Friday, June 21, 2013

Single Motherhood

This is what single-motherhood looks like: 8-year-old in the back seat, bleeding profusely from a bone-deep gash on her knee, paper towels soaked in her blood beneath a dish towel I tied in a hasty knot around her leg. Her 6-year-old sister, so queasy from the sight of the wound that her face is not green but grey, holding a mixing bowl in her lap and a wad of napkins in her hand. It's nearing their bedtime, we never got to eat the dinner I made, I'm nursing a burn on my forearm from my haste to get the dinner out of the oven, the sleepover guest was sent home in a tearful, frightened rush, and I'm racing toward the clinic that will stitch my daughter up, all the while reassuring her that she's fine, it isn't that bad, it won't hurt much. I'm lying. The wound looked horrible. A half-dollar sized hole that showed her nice white bone beneath. I know it will hurt like hell. But I'm all she's got, and so I'm building her up as best I can as I speed down the street. That's single motherhood. It's not pretty. But it's reality.

We've had our share of illnesses, injuries, late-night rushes to after-hours urgent care clinics and it's always been this way. The three of us. One injured kid, one focused mom, one kid dragged along for the ride because that's just how it is. We rise and fall together. We see each other through the highs and lows. We are a united front.

Once the wound was cleaned, stitched up, bandaged, and we were on our way home, then I got my bonus mommy-points. The queasy kid felt better the moment her sister was up and walking without tears. The injured kid loved how numb her whole leg felt. And they both loved me. "You're the best mommy ever," the wounded one said. "I would've been so scared if you weren't there." She'd already forgotten that I had to sit on her while the doctor injected the wound over and over to numb it. She was in relief mode. "You always know exactly what to do," the no-longer queasy one said. Her clean, unused bowl was upside down on her head, a large blue hat, and her complexion was pink again. We were all giggling about the mixing-bowl hat. "I really like our family," one kid said, and the other agreed, and I concurred.
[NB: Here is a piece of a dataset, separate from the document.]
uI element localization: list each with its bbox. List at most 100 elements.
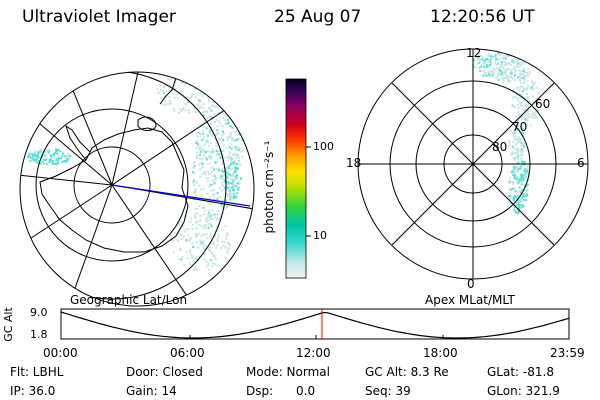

We arrived home, responded to the concerned messages that had come in, warmed up our dinner, and ate and laughed and sang and did all that we could to forget those frightening moments after my daughter came running in from the back yard, blood everywhere, to tell me she fell down and it was bad.
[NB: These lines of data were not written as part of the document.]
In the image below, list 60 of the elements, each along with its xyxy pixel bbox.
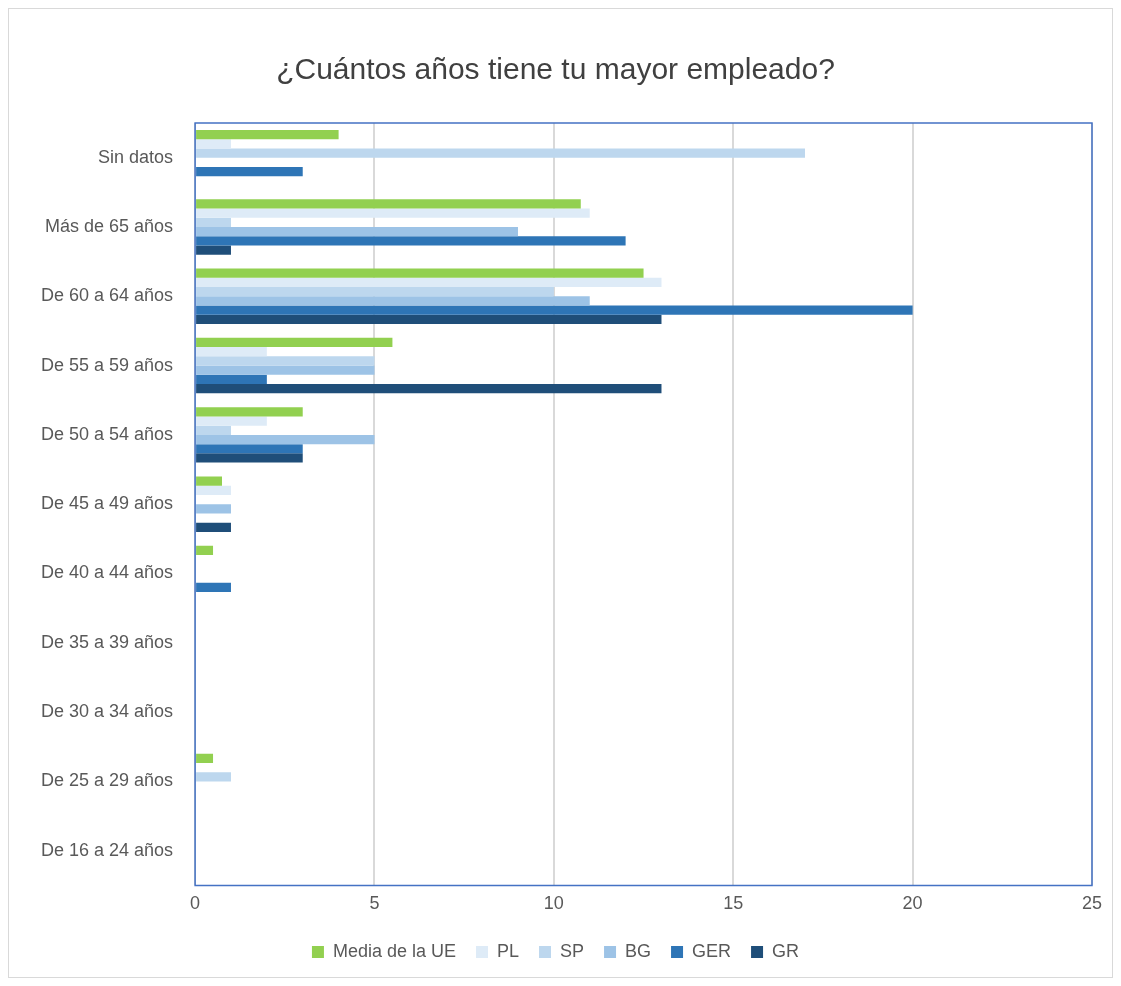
bar: [196, 277, 662, 288]
bar: [196, 453, 303, 463]
bar: [196, 139, 231, 149]
bar: [196, 434, 375, 445]
legend-label: GER: [692, 940, 732, 961]
bar: [196, 148, 805, 158]
bar: [196, 226, 518, 237]
bar: [196, 337, 393, 348]
bar: [196, 245, 231, 255]
bar: [196, 772, 231, 782]
y-tick-label: De 45 a 49 años: [40, 493, 174, 514]
bar: [196, 545, 214, 556]
bar: [196, 504, 231, 514]
bar: [196, 476, 223, 486]
bar: [196, 287, 554, 297]
bar: [196, 365, 375, 375]
bar: [196, 425, 231, 435]
legend-label: SP: [560, 940, 585, 961]
bar: [196, 268, 644, 278]
y-tick-label: De 40 a 44 años: [40, 562, 174, 583]
bar: [196, 217, 231, 227]
y-tick-label: De 35 a 39 años: [40, 631, 174, 652]
bar: [196, 314, 662, 324]
bar: [196, 374, 267, 385]
legend-label: BG: [625, 940, 652, 961]
legend-label: Media de la UE: [332, 940, 457, 961]
bar: [196, 208, 590, 218]
x-tick-label: 0: [190, 893, 201, 914]
chart-title: ¿Cuántos años tiene tu mayor empleado?: [276, 52, 835, 86]
x-tick-label: 10: [543, 893, 564, 914]
bar: [196, 305, 913, 315]
bar: [196, 485, 231, 495]
y-tick-label: De 30 a 34 años: [40, 701, 174, 722]
bar: [196, 384, 662, 394]
y-tick-label: De 60 a 64 años: [40, 285, 174, 306]
bar: [196, 236, 626, 246]
y-tick-label: De 25 a 29 años: [40, 770, 174, 791]
x-tick-label: 5: [369, 893, 380, 914]
legend-label: GR: [772, 940, 800, 961]
y-tick-label: Sin datos: [98, 146, 174, 167]
bar: [196, 166, 303, 177]
y-tick-label: De 50 a 54 años: [40, 423, 174, 444]
bar: [196, 582, 231, 592]
bar: [196, 347, 267, 357]
bar: [196, 407, 303, 417]
x-tick-label: 20: [902, 893, 923, 914]
bar: [196, 522, 231, 532]
bar: [196, 296, 590, 306]
x-tick-label: 15: [723, 893, 744, 914]
bar: [196, 129, 339, 140]
y-tick-label: De 16 a 24 años: [40, 839, 174, 860]
bar: [196, 199, 581, 209]
bar: [196, 753, 214, 763]
y-tick-label: Más de 65 años: [45, 215, 174, 236]
legend-label: PL: [497, 940, 520, 961]
bar: [196, 356, 375, 366]
bar: [196, 416, 267, 426]
bar: [196, 444, 303, 454]
y-tick-label: De 55 a 59 años: [40, 354, 174, 375]
x-tick-label: 25: [1081, 893, 1103, 914]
When my marriage was failing, this was exactly the kind of scenario that I feared the most. How would I handle all of it, every bad thing, alone? Not even alone, but with two kids in tow? But the answer is, I just would. Because that's what you do. Some nights there will be emergencies and no back-up. Those nights you put your fear aside and get the job done. And in those moments you realize that you had nothing to fear, because you're a hell of a lot stronger than you thought you were.

My 8-year-old daughter is the emotional one, the sensitive one, the worrier. She rarely gets hurt, because she's my careful one. Seeing her injured and frightened was hard. But it was also an opportunity to pass along some of my hard-earned wisdom. "You've got this," I told her as she cried, bracing for the pain of the lidocaine shots. "You're so much stronger than you know." And after it was all over, as she cradled the toys they'd given her from the treasure box and admired her new blue bandage, she smiled up at me. "You're right," she said. "I am stronger than I thought." Later she tried to convince me that her sister, the fearless one, my usually-injured child, is actually stronger, and I wouldn't let her get away with that. "You're equally strong," I told her. "The only difference is that your sister knows she's strong, and you don't believe it about yourself yet." She let that sit for a few minutes, then she raised her head and stuck out her chin, just a little. "Maybe," she said. "Maybe I am strong. Maybe I'm as strong as you."

And that's what single motherhood looks like, too. Having those moments, when you first see that fight in your daughter's eyes, first see her begin to believe in her own bottomless well of strength, and you get to keep those powerful moments all to yourself, because you were the one who was there when it happened.